Aksi ini dilakukan secara damai dan tertib. Orasi dilakukan di pelataran Makopolres Bontang sekitar 30 menit. Sementara 10 menit sisanya awak media melakukan aksi duduk di pelataran, kendati langit sedang terik-teriknya. Untuk menunggu Kapolres Bontang, AKPB Hanifa Martunis Siringoringo untuk turun menemui peserta aksi.
Usai berkomunikasi dengan Kasubag Humas Polres Bontang, AKP Suyono, awak media diminta memasuki ruang rapat utama (Rupatama) untuk melakukan diskusi dan penyampaian aspirasi kepada Kapolres Bontang.
Penyampaian aspirasi pun berjalan kondusif. Di kesempatan itu beberapa awak media menyampaikan penyesalannya atas tindakan represif aparat kepada rekan seprofesi. Betul bila kejadian itu tak terjadi di Bontang. Tapi bila aksi itu dilakukan, bisa jadi kejadian serupa juga terjadi terhadap jurnalis di Bontang.
"Ini bentuk solidaritas kami kepada rekan seprofesi. Dalam catatan digital di Bontang, memang belum terjadi. Dan semoga relasi baik kita bisa terus dijaga," ujar jurnalis Tribun Kaltim, Fachri Mahayupa.

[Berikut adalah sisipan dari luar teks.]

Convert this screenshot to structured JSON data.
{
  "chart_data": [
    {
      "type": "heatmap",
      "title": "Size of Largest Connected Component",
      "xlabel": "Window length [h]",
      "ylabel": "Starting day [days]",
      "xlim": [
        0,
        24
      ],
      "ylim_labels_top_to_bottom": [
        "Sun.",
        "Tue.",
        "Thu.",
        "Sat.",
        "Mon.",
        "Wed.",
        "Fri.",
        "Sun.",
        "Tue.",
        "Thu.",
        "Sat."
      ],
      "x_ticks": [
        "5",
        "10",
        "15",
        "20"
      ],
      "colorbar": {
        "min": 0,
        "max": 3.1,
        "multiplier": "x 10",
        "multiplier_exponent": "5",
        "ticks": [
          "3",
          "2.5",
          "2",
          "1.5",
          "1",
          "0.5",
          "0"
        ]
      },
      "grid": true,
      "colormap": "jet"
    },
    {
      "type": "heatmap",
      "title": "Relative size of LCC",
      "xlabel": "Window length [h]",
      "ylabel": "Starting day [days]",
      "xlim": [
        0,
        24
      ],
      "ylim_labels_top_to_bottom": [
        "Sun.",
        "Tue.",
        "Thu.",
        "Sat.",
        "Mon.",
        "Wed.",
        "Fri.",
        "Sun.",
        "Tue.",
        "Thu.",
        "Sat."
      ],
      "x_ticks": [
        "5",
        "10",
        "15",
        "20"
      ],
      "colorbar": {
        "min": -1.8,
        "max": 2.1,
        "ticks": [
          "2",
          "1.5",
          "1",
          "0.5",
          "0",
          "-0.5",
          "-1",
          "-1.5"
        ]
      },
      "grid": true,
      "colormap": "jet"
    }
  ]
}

Sementara jurnalis Dialektis.co, Andi Yudi meminta Kapolres memberikan pemahaman kepada anggotanya. Bahwa wartawan, dalam menjalankan tugas dan peranan profesinya dilindungi oleh Undang-undang Nomor 40 Tahun 1999 tentang pres. Dengan begitu, semua pihak petugas kepolisian juga harus menghormati ketentuan-ketentuan dalam UU Pers
"Mungkin anggotanya diberi edukasi lagi supaya lebih paham lagi soal itu, pak," Andi Yudi Zakaria menyarankan.
Sementara itu, Ketua FJB, Edwin Agustyan mengatakan hal senada, jangan sampai catatan buruk tahun 2019 kembali terulang di tahun ini.
“2019 AJI menetapkan Kepolisian sebagai musuh kebebasan pers, jangan sampai tahun ini gelar itu dipertahankan. Jangan melakukan tindakan represif, baik ke jurnalis maupun kepada siapapun, karena tugas polisi melindung dan mengayomi ,” kata Edwin sapaannya.
Perwakilan AJI, Kartika Anwar menyebut kekerasan terhadap jurnalis banyak disebabkan karena mereka merekam aksi kekerasan terhadap demonstran.